Darum geht es: Der argentinische Staatspräsident Javier Milei konnte bislang Staatsreformen per Dekret umsetzen. Er kam so mit seinen Vorhaben am Parlament vorbei, denn der Kongress hatte ihm weitreichende Sondervollmachten gewährt. Diese Vollmachten sind nun ausgelaufen. Damit könnte es künftig schwieriger werden für Milei, seine Vorhaben durchzudrücken.
Die Macht des Dekrets: «Milei hat via Dekret über 100 staatliche Behörden aufgelöst oder zusammengelegt. Darunter waren auch Wissenschaftseinrichtungen oder die Nachrichtenagentur Telam», sagt Südamerika-Korrespondentin Karen Naundorf. Zudem hat er die Privatisierung von Staatsunternehmen vorbereitet. «Der Staat hat sich aus vielen Bereichen zurückgezogen.» Milei hat auch ein Dekret erlassen, das der Polizei erlaubt, ohne richterliche Anordnung Menschen festzunehmen oder ohne Gerichtsbeschluss Häuser oder Smartphones zu durchsuchen. Ebenfalls wurde der Kauf und Besitz von halbautomatischen Waffen vor Kurzem legalisiert. Die Kontrollinstanzen für Finanzgeschäfte sind geschwächt worden. Es gibt nun weniger Kontrolle gegen Geldwäsche oder Finanzkriminalität. «Es zieht sich eigentlich durch fast alle Bereiche durch», so Naundorf.
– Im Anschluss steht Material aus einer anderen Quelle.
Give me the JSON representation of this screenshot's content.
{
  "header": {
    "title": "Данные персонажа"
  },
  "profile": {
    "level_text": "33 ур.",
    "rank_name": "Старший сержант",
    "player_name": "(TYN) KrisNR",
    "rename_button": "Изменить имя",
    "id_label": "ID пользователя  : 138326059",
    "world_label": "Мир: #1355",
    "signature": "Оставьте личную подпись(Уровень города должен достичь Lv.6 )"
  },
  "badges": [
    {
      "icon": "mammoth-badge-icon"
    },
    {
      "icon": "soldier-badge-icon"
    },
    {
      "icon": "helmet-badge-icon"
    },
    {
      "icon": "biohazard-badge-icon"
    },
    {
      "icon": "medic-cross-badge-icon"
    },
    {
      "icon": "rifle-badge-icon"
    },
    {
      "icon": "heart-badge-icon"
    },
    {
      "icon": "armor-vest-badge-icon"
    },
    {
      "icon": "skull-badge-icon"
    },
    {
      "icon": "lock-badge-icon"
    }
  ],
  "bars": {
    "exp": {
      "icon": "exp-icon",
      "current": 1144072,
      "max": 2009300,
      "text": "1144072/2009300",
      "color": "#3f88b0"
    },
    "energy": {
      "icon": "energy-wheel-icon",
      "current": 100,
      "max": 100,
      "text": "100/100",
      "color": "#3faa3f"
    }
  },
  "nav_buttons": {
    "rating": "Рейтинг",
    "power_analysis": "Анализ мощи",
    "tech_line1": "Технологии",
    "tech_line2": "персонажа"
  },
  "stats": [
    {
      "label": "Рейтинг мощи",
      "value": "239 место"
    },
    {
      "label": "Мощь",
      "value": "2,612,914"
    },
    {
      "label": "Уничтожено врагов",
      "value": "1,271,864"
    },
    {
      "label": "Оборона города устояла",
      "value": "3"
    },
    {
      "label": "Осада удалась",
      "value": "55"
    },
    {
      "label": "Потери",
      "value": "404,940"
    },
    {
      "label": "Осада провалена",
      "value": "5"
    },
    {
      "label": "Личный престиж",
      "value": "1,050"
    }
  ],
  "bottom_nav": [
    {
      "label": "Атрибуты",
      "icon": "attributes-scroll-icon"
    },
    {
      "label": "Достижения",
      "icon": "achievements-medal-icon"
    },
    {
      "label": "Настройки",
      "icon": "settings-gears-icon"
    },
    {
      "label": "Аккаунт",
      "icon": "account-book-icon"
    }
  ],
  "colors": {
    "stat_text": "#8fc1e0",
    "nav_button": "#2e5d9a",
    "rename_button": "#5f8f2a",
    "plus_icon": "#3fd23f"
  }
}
Für viele ist der Alltag sehr, sehr schwierig geworden.
Mileis Bilanz: «Das Sparprogramm zeigt eine gemischte Bilanz», sagt Korrespondentin Karen Naundorf. Auf der einen Seite konnte das Haushaltsdefizit gesenkt werden, die Währung wurde künstlich stabilisiert und dadurch auch die Inflation ausgebremst. Allerdings interveniere die Zentralbank regelmässig massiv, und auf Kosten der Devisenreserven. Gereicht habe das Sparprogramm dennoch nicht. «‹Nie wieder Schulden› hatte er im Wahlkampf versprochen. Nun hat er beim Internationalen Währungsfonds angeklopft und einen gigantischen Kredit in Höhe von 20 Milliarden US-Dollar aufgenommen.» Zwar sei das Ziel, den Staat zu schwächen, erreicht worden, aber ohne dass die Privatwirtschaft diese Lücke gefüllt hätte. So sind etwa im Bausektor über 100'000 Jobs verloren gegangen. Investitionen bleiben aus. «Das gilt auch für die Industrie. Internationale Unternehmen haben sich aus Argentinien zurückgezogen», sagt Naundorf.
Folgen für die Bevölkerung: «Die Löhne sind tief und die Lebenshaltungskosten hoch. Und deshalb ist für viele der Alltag sehr, sehr schwierig geworden», sagt Karen Naundorf. Der Mindestlohn liege bei umgerechnet knapp 200 Franken, und viele Menschen hätten deshalb gleich mehrere Jobs. Der Konsum ist im Vergleich zum Vorjahr eingebrochen. «Die Menschen sparen, wo es irgendwie geht. 200'000 Privatversicherte haben schon ihre Krankenversicherungen gekündigt.»
So könnte es für Milei weitergehen: Mileis Partei hat in beiden Parlamentskammern keine Mehrheit, das bedeutet, dass er jetzt zumindest theoretisch den Konsens suchen müsste. «Auf der anderen Seite bleibt er dennoch mächtig genug, um auch ohne Zustimmung des Parlaments weiterhin Dekrete auszugeben, wenn er auf eine finanzielle Notlage oder Sicherheitsrisiken verweist.»
Es wird sich nun zeigen, ob Milei politische Allianzen suchen wird oder ob sich autoritäre Tendenzen verfestigen
Aber das Parlament habe in der Vergangenheit auch kooperiert, sagt die Südamerika-Korrespondentin: «Das ist auch daran zu erkennen, dass es ihm für ein Jahr die Sondervollmachten, die am Donnerstag ausgelaufen sind, als eine Art Blankoscheck gegeben hatte. Es wird sich nun zeigen, ob Milei überhaupt politische Allianzen suchen wird oder ob sich autoritäre Tendenzen verfestigen.»